Permeability of fractures in shale rocks – Influence of pressure, temperature, stress and fluid chemistry

Main Authors: Herrmann, J., Rybacki, E., Wang, W., Milsch, H. H.
Format: info publication-other Journal
Bahasa: eng
Terbitan: , 2020
Subjects:
Online Access: https://zenodo.org/record/5795721
Daftar Isi:
  • We conducted fracture permeability experiments on shales at elevated confining pressures, pc, temperatures, T, and differential stresses, σ, representing in situ conditions (z≈2-3km). Examined rocks were Wissenbach shale, which is of Variscan age, recovered from the `Hahnenklee' drill site (Harz mountains, Germany). Petrophysical (He-pycnometry, Energy dispersive X-ray diffraction) as well as microstructural observations (scanning electron microscopy) reveal a fine grained, anisotropic shale matrix (grain size d ≤ 50 μm) with porosity values of φHe = 1-2%. Main shale components were identified as mechanically weak phyllosilicates, intermediate strong carbonates and strong quartz minerals. Constant strain rate deformation experiments performed at pc = 50 MPa and T = 100 °C prior to fracture conductivity tests reveal predominantly brittle deformation behavior. Peak strength was substantially higher for samples loaded perpendicular to the visible bedding orientation compared to bedding-parallel loading. Fracture permeability tests were done on samples prepared with a saw-cut of given roughness, allowing to measure the evolution of fracture permeability with time under pre-defined pc-T-σ conditions using water and reservoir representative fluids.

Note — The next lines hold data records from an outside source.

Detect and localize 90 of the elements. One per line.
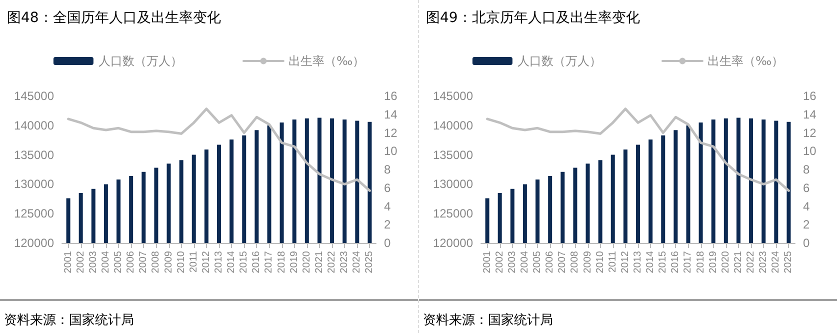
y-tick-label: 125000 xyxy=(432,206,474,221)
y2-tick-label: 10 xyxy=(384,144,398,158)
y-tick-label: 130000 xyxy=(432,177,474,192)
y2-tick-label: 12 xyxy=(803,126,817,140)
x-tick-label: 2003 xyxy=(506,250,518,274)
y2-tick-label: 4 xyxy=(384,199,391,214)
x-tick-label: 2025 xyxy=(783,250,794,274)
line-series xyxy=(486,108,790,192)
x-tick-label: 2001 xyxy=(62,250,74,274)
x-tick-label: 2013 xyxy=(214,250,224,274)
y2-tick-label: 4 xyxy=(803,199,810,214)
x-tick-label: 2011 xyxy=(188,250,200,273)
legend-label: 出生率（‰） xyxy=(288,54,365,68)
chart-title: 图48：全国历年人口及出生率变化 xyxy=(7,10,221,26)
x-tick-label: 2005 xyxy=(532,250,544,274)
x-tick-label: 2002 xyxy=(75,250,86,274)
y-tick-label: 135000 xyxy=(432,148,474,162)
x-tick-label: 2025 xyxy=(364,250,376,274)
y-tick-label: 145000 xyxy=(14,89,54,103)
y2-tick-label: 0 xyxy=(384,236,391,250)
x-tick-label: 2020 xyxy=(720,250,732,274)
chart-title: 图49：北京历年人口及出生率变化 xyxy=(426,10,640,26)
x-tick-label: 2005 xyxy=(113,250,124,274)
y2-tick-label: 10 xyxy=(803,144,817,158)
y-tick-label: 125000 xyxy=(14,206,54,221)
legend-label: 出生率（‰） xyxy=(707,54,784,68)
x-tick-label: 2023 xyxy=(758,250,770,274)
x-tick-label: 2011 xyxy=(607,250,618,273)
y-tick-label: 120000 xyxy=(14,236,54,250)
x-tick-label: 2004 xyxy=(519,250,530,274)
y2-tick-label: 16 xyxy=(384,89,398,103)
y2-tick-label: 12 xyxy=(384,126,398,140)
x-tick-label: 2013 xyxy=(632,250,644,274)
x-tick-label: 2012 xyxy=(200,250,212,274)
y-tick-label: 140000 xyxy=(14,118,54,132)
x-tick-label: 2018 xyxy=(695,250,706,274)
x-tick-label: 2018 xyxy=(276,250,288,274)
x-tick-label: 2021 xyxy=(732,250,744,274)
x-tick-label: 2017 xyxy=(682,250,694,274)
x-tick-label: 2024 xyxy=(770,250,782,274)
x-tick-label: 2016 xyxy=(670,250,682,274)
text: 资料来源：国家统计局 xyxy=(423,312,553,328)
line-series xyxy=(67,108,371,192)
x-tick-label: 2001 xyxy=(482,250,493,274)
y2-tick-label: 2 xyxy=(384,218,391,232)
x-tick-label: 2009 xyxy=(163,250,174,274)
x-tick-label: 2007 xyxy=(557,250,568,274)
x-tick-label: 2014 xyxy=(645,250,656,274)
y-tick-label: 140000 xyxy=(432,118,474,132)
y2-tick-label: 16 xyxy=(803,89,817,103)
x-tick-label: 2020 xyxy=(301,250,312,274)
x-tick-label: 2022 xyxy=(746,250,757,274)
y2-tick-label: 6 xyxy=(803,180,810,195)
y-tick-label: 145000 xyxy=(432,89,474,103)
y-tick-label: 130000 xyxy=(14,177,54,192)
x-tick-label: 2016 xyxy=(251,250,262,274)
y-tick-label: 135000 xyxy=(14,148,54,162)
x-tick-label: 2021 xyxy=(314,250,325,274)
x-tick-label: 2019 xyxy=(708,250,719,274)
x-tick-label: 2004 xyxy=(100,250,112,274)
x-tick-label: 2006 xyxy=(544,250,556,274)
y2-tick-label: 8 xyxy=(803,162,810,176)
x-tick-label: 2009 xyxy=(582,250,594,274)
x-tick-label: 2008 xyxy=(150,250,162,274)
x-tick-label: 2022 xyxy=(326,250,338,274)
x-tick-label: 2019 xyxy=(288,250,300,274)
x-tick-label: 2023 xyxy=(339,250,350,274)
x-tick-label: 2012 xyxy=(620,250,631,274)
x-tick-label: 2015 xyxy=(658,250,669,274)
x-tick-label: 2014 xyxy=(226,250,238,274)
x-tick-label: 2024 xyxy=(352,250,363,274)
y2-tick-label: 2 xyxy=(803,218,810,232)
y2-tick-label: 6 xyxy=(384,180,391,195)
y2-tick-label: 8 xyxy=(384,162,391,176)
x-tick-label: 2006 xyxy=(126,250,137,274)
x-tick-label: 2010 xyxy=(594,250,606,274)
x-tick-label: 2003 xyxy=(88,250,99,274)
x-tick-label: 2008 xyxy=(570,250,581,274)
x-tick-label: 2010 xyxy=(176,250,187,274)
y2-tick-label: 14 xyxy=(803,107,817,122)
x-tick-label: 2007 xyxy=(138,250,150,274)
y2-tick-label: 0 xyxy=(803,236,810,250)
x-tick-label: 2015 xyxy=(238,250,250,274)
legend-label: 人口数（万人） xyxy=(98,54,182,68)
x-tick-label: 2017 xyxy=(264,250,275,274)
text: 资料来源：国家统计局 xyxy=(4,312,134,328)
y2-tick-label: 14 xyxy=(384,107,398,122)
y-tick-label: 120000 xyxy=(432,236,474,250)
legend-label: 人口数（万人） xyxy=(517,54,602,68)
x-tick-label: 2002 xyxy=(494,250,506,274)
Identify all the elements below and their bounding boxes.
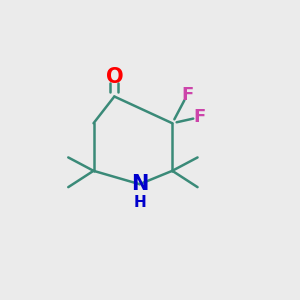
Text: F: F — [193, 108, 205, 126]
Text: N: N — [131, 174, 148, 194]
Text: F: F — [181, 86, 193, 104]
Text: H: H — [133, 194, 146, 209]
Text: O: O — [106, 67, 123, 87]
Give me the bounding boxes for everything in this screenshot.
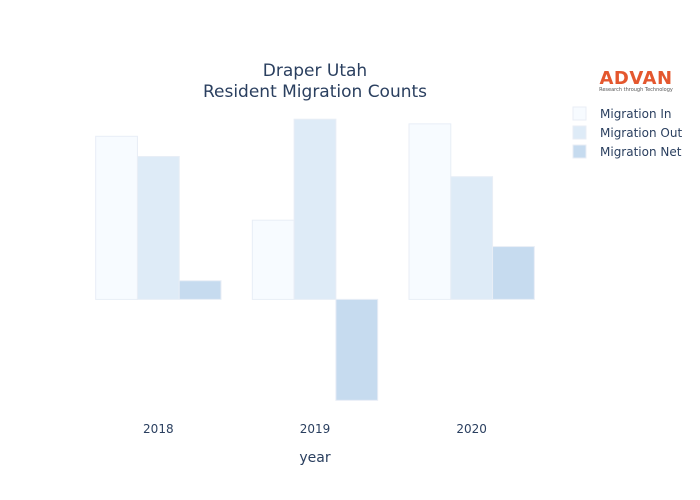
advan-logo: ADVAN Research through Technology (599, 68, 673, 93)
chart-title-line-2: Resident Migration Counts (203, 82, 427, 102)
bar-migration-out-2018[interactable] (136, 155, 180, 300)
legend-label: Migration Net (600, 145, 682, 159)
bar-migration-in-2019[interactable] (251, 219, 295, 300)
chart-title: Draper Utah Resident Migration Counts (203, 61, 427, 102)
bar-migration-net-2018[interactable] (178, 280, 222, 300)
bars-layer (95, 118, 535, 401)
bar-migration-in-2018[interactable] (95, 135, 138, 300)
x-axis-title: year (299, 450, 330, 466)
bar-migration-in-2020[interactable] (408, 123, 452, 300)
bar-migration-net-2020[interactable] (492, 246, 535, 300)
legend-swatch (572, 125, 587, 140)
legend-label: Migration In (600, 107, 672, 121)
x-tick-label-2019: 2019 (300, 422, 331, 436)
x-tick-label-2018: 2018 (143, 422, 174, 436)
legend-item-migration-out[interactable]: Migration Out (572, 125, 682, 140)
x-tick-labels: 2018 2019 2020 (143, 422, 487, 436)
bar-migration-out-2020[interactable] (450, 176, 494, 300)
bar-migration-out-2019[interactable] (293, 118, 337, 300)
logo-wordmark: ADVAN (599, 68, 672, 89)
logo-tagline: Research through Technology (599, 87, 673, 93)
chart-title-line-1: Draper Utah (263, 61, 367, 81)
legend-swatch (572, 144, 587, 159)
legend-item-migration-net[interactable]: Migration Net (572, 144, 682, 159)
legend[interactable]: Migration In Migration Out Migration Net (572, 106, 682, 159)
bar-migration-net-2019[interactable] (335, 298, 379, 401)
legend-item-migration-in[interactable]: Migration In (572, 106, 672, 121)
x-tick-label-2020: 2020 (456, 422, 487, 436)
legend-swatch (572, 106, 587, 121)
legend-label: Migration Out (600, 126, 682, 140)
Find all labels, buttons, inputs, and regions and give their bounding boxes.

With increasing pc and σ, fracture permeability, k, decreases, approaching a minimum value at high pc (> 20 MPa) and σ (> 45 MPa), possibly induced by a change from fluid flow through the entire fracture towards flow through localized channels. Comparing the initial and final roughness of the fracture surfaces after experiments reveals that the amount of asperities is reduced. Above T = 40°C, the influence of increasing temperature on permeability is relatively low as k remains nearly constant up to 100 °C, after an initial reduction if temperature was increased from 20 to 40 °C. However, we found a higher concentration of Na+ rather than Si4+ at enhanced temperatures of T = 70°C and T=90°C, respectively. In addition, Na- and Si-bearing minerals exhibited a higher dissolution rate at T=90°C, if compared to T=70°C. Our results suggest that the investigated shales may be considered as a potential host rock for (unconventional) Enhanced Geothermal Systems (EGS) as the influence of mechanical in situ boundary conditions as well as (fluid) chemistry is relatively low.